Wells Fargo enjoyed a modest increase in profits for the fourth quarter of the year, as falling credit costs more than offset a 10 per cent fall in revenue.
The bank, America’s fourth largest by assets, reported net income of $2.99bn for the fourth quarter, up around 4 per cent on the same period in 2019. The bank reported earnings of 64 cents a share, higher than the 59 cents expected by analysts in a Bloomberg poll. Revenues for the quarter came in at $17.9bn, versus $19.9bn a year ago.
“Although our financial performance improved and we earned $3bn in the fourth quarter, our results continued to be impacted by the unprecedented operating environment and the required work to put our substantial legacy issues behind us,” said Charlie Scharf, who vowed to restore the bank’s fortunes after becoming CEO in September 2019.
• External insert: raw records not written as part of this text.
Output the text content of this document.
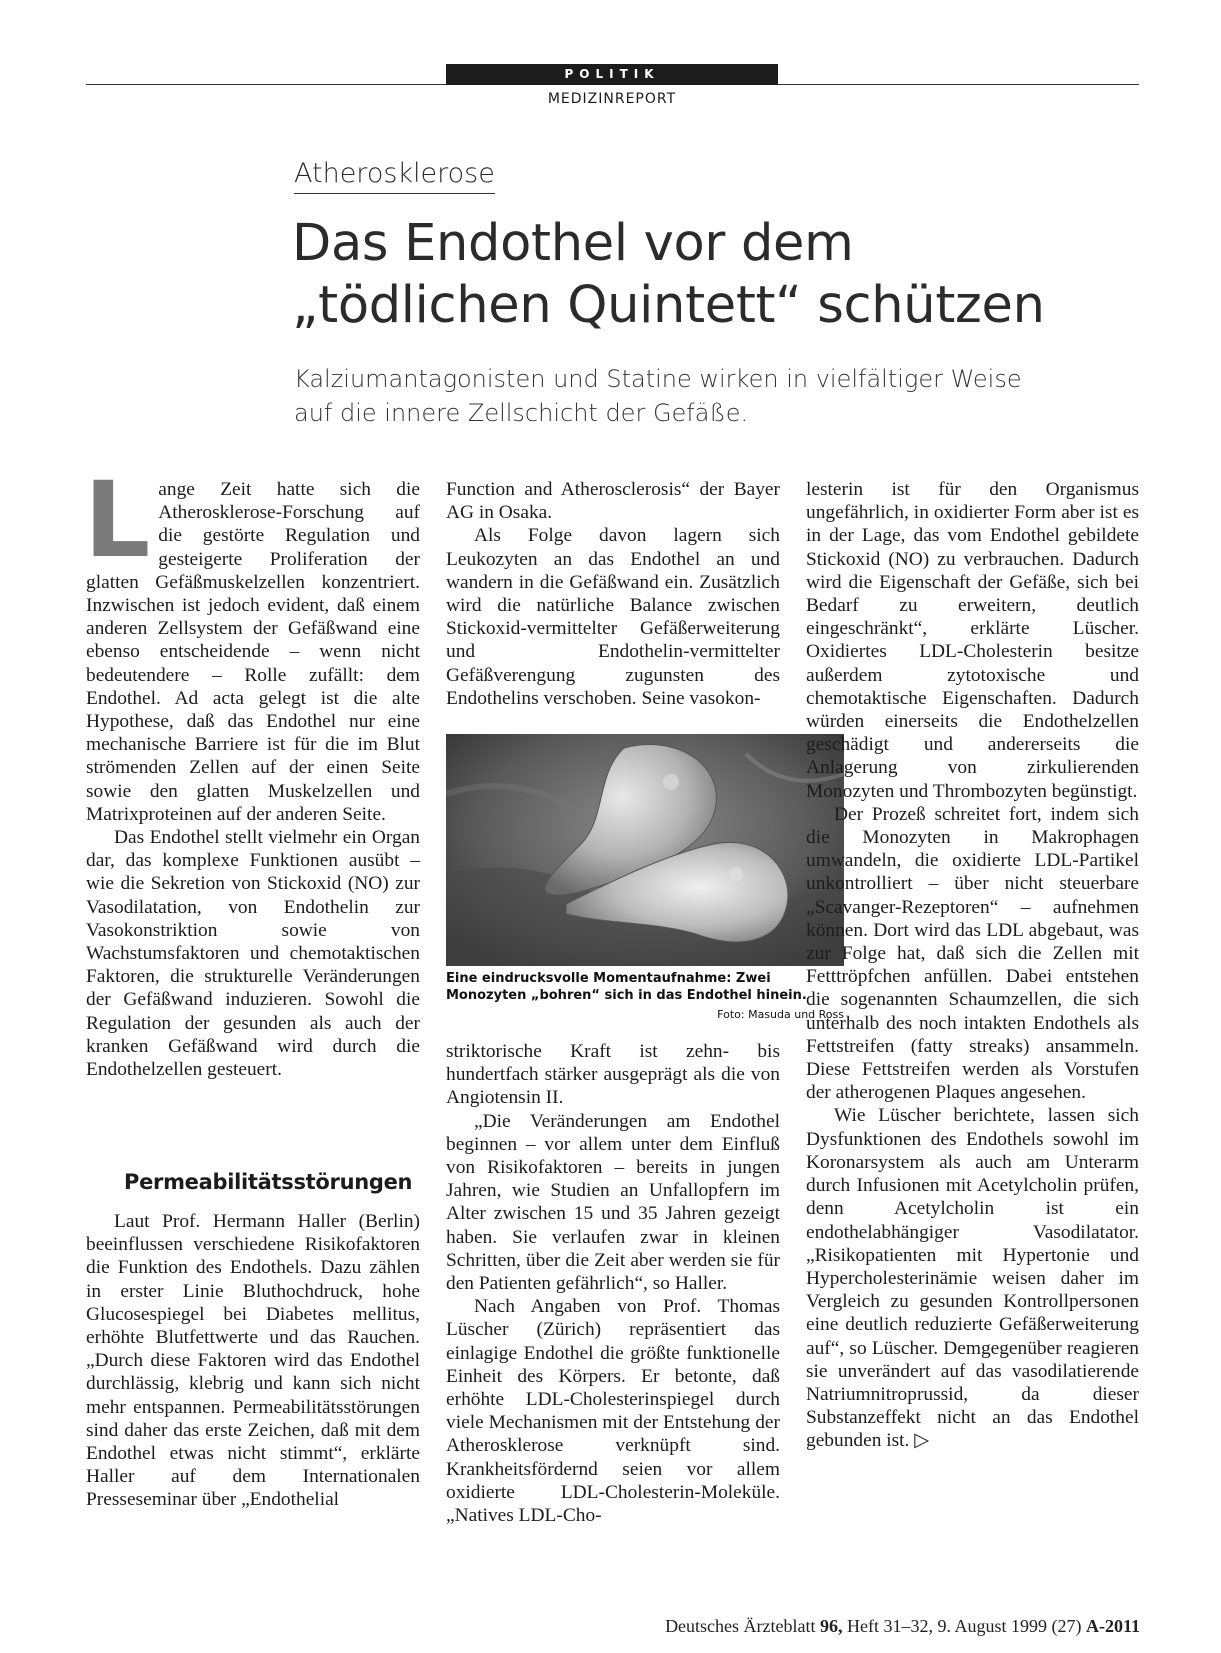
POLITIK
MEDIZINREPORT
Atherosklerose
Das Endothel vor dem
„tödlichen Quintett“ schützen
Kalziumantagonisten und Statine wirken in vielfältiger Weise
auf die innere Zellschicht der Gefäße.

Lange Zeit hatte sich die Atherosklerose-Forschung auf die gestörte Regulation und gesteigerte Proliferation der glatten Gefäßmuskelzellen konzentriert. Inzwischen ist jedoch evident, daß einem anderen Zellsystem der Gefäßwand eine ebenso entscheidende – wenn nicht bedeutendere – Rolle zufällt: dem Endothel. Ad acta gelegt ist die alte Hypothese, daß das Endothel nur eine mechanische Barriere ist für die im Blut strömenden Zellen auf der einen Seite sowie den glatten Muskelzellen und Matrixproteinen auf der anderen Seite.

Das Endothel stellt vielmehr ein Organ dar, das komplexe Funktionen ausübt – wie die Sekretion von Stickoxid (NO) zur Vasodilatation, von Endothelin zur Vasokonstriktion sowie von Wachstumsfaktoren und chemotaktischen Faktoren, die strukturelle Veränderungen der Gefäßwand induzieren. Sowohl die Regulation der gesunden als auch der kranken Gefäßwand wird durch die Endothelzellen gesteuert.

Permeabilitätsstörungen

Laut Prof. Hermann Haller (Berlin) beeinflussen verschiedene Risikofaktoren die Funktion des Endothels. Dazu zählen in erster Linie Bluthochdruck, hohe Glucosespiegel bei Diabetes mellitus, erhöhte Blutfettwerte und das Rauchen. „Durch diese Faktoren wird das Endothel durchlässig, klebrig und kann sich nicht mehr entspannen. Permeabilitätsstörungen sind daher das erste Zeichen, daß mit dem Endothel etwas nicht stimmt“, erklärte Haller auf dem Internationalen Presseseminar über „Endothelial

Function and Atherosclerosis“ der Bayer AG in Osaka.

Als Folge davon lagern sich Leukozyten an das Endothel an und wandern in die Gefäßwand ein. Zusätzlich wird die natürliche Balance zwischen Stickoxid-vermittelter Gefäßerweiterung und Endothelin-vermittelter Gefäßverengung zugunsten des Endothelins verschoben. Seine vasokon-

Eine eindrucksvolle Momentaufnahme: Zwei Monozyten „bohren“ sich in das Endothel hinein.
Foto: Masuda und Ross

striktorische Kraft ist zehn- bis hundertfach stärker ausgeprägt als die von Angiotensin II.

„Die Veränderungen am Endothel beginnen – vor allem unter dem Einfluß von Risikofaktoren – bereits in jungen Jahren, wie Studien an Unfallopfern im Alter zwischen 15 und 35 Jahren gezeigt haben. Sie verlaufen zwar in kleinen Schritten, über die Zeit aber werden sie für den Patienten gefährlich“, so Haller.

Nach Angaben von Prof. Thomas Lüscher (Zürich) repräsentiert das einlagige Endothel die größte funktionelle Einheit des Körpers. Er betonte, daß erhöhte LDL-Cholesterinspiegel durch viele Mechanismen mit der Entstehung der Atherosklerose verknüpft sind. Krankheitsfördernd seien vor allem oxidierte LDL-Cholesterin-Moleküle. „Natives LDL-Cho-

lesterin ist für den Organismus ungefährlich, in oxidierter Form aber ist es in der Lage, das vom Endothel gebildete Stickoxid (NO) zu verbrauchen. Dadurch wird die Eigenschaft der Gefäße, sich bei Bedarf zu erweitern, deutlich eingeschränkt“, erklärte Lüscher. Oxidiertes LDL-Cholesterin besitze außerdem zytotoxische und chemotaktische Eigenschaften. Dadurch würden einerseits die Endothelzellen geschädigt und andererseits die Anlagerung von zirkulierenden Monozyten und Thrombozyten begünstigt.

Der Prozeß schreitet fort, indem sich die Monozyten in Makrophagen umwandeln, die oxidierte LDL-Partikel unkontrolliert – über nicht steuerbare „Scavanger-Rezeptoren“ – aufnehmen können. Dort wird das LDL abgebaut, was zur Folge hat, daß sich die Zellen mit Fetttröpfchen anfüllen. Dabei entstehen die sogenannten Schaumzellen, die sich unterhalb des noch intakten Endothels als Fettstreifen (fatty streaks) ansammeln. Diese Fettstreifen werden als Vorstufen der atherogenen Plaques angesehen.

Wie Lüscher berichtete, lassen sich Dysfunktionen des Endothels sowohl im Koronarsystem als auch am Unterarm durch Infusionen mit Acetylcholin prüfen, denn Acetylcholin ist ein endothelabhängiger Vasodilatator. „Risikopatienten mit Hypertonie und Hypercholesterinämie weisen daher im Vergleich zu gesunden Kontrollpersonen eine deutlich reduzierte Gefäßerweiterung auf“, so Lüscher. Demgegenüber reagieren sie unverändert auf das vasodilatierende Natriumnitroprussid, da dieser Substanzeffekt nicht an das Endothel gebunden ist. ▷

Deutsches Ärzteblatt 96, Heft 31–32, 9. August 1999 (27) A-2011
Restructuring charges took another $781m out of earnings in the fourth quarter. Net interest income fell 17 per cent, to $9.28bn, versus a year earlier. Lending margins recovered slightly relative to the third quarter, reflecting a small rise in US benchmark interest rates, which are still near historic lows.
Loan loss charges were a bright spot. After booking more than $10bn in the first nine months of the year, Wells enjoyed a $179m gain for loan loss provisions in the fourth quarter, largely because it released reserves related to a student loan portfolio which it is selling.
The higher than expected profits make it more likely that Wells will buy back shares in the first quarter, since share repurchases are capped by banks’ recent earnings. Wells said that its board had approved the buy back of an additional 500m shares, but did not signal imminent plans to go ahead with the plan.
Wells reported a 56 per cent fall in net income in the third quarter, a steeper drop than rivals Citigroup, Bank of America and JPMorgan Chase, as lower interest rates compressed lending margins while restructuring charges pushed up costs.
Wells has a smaller investment bank than its rivals, so it has enjoyed fewer spoils from 2020’s trading, dealmaking and fundraising booms.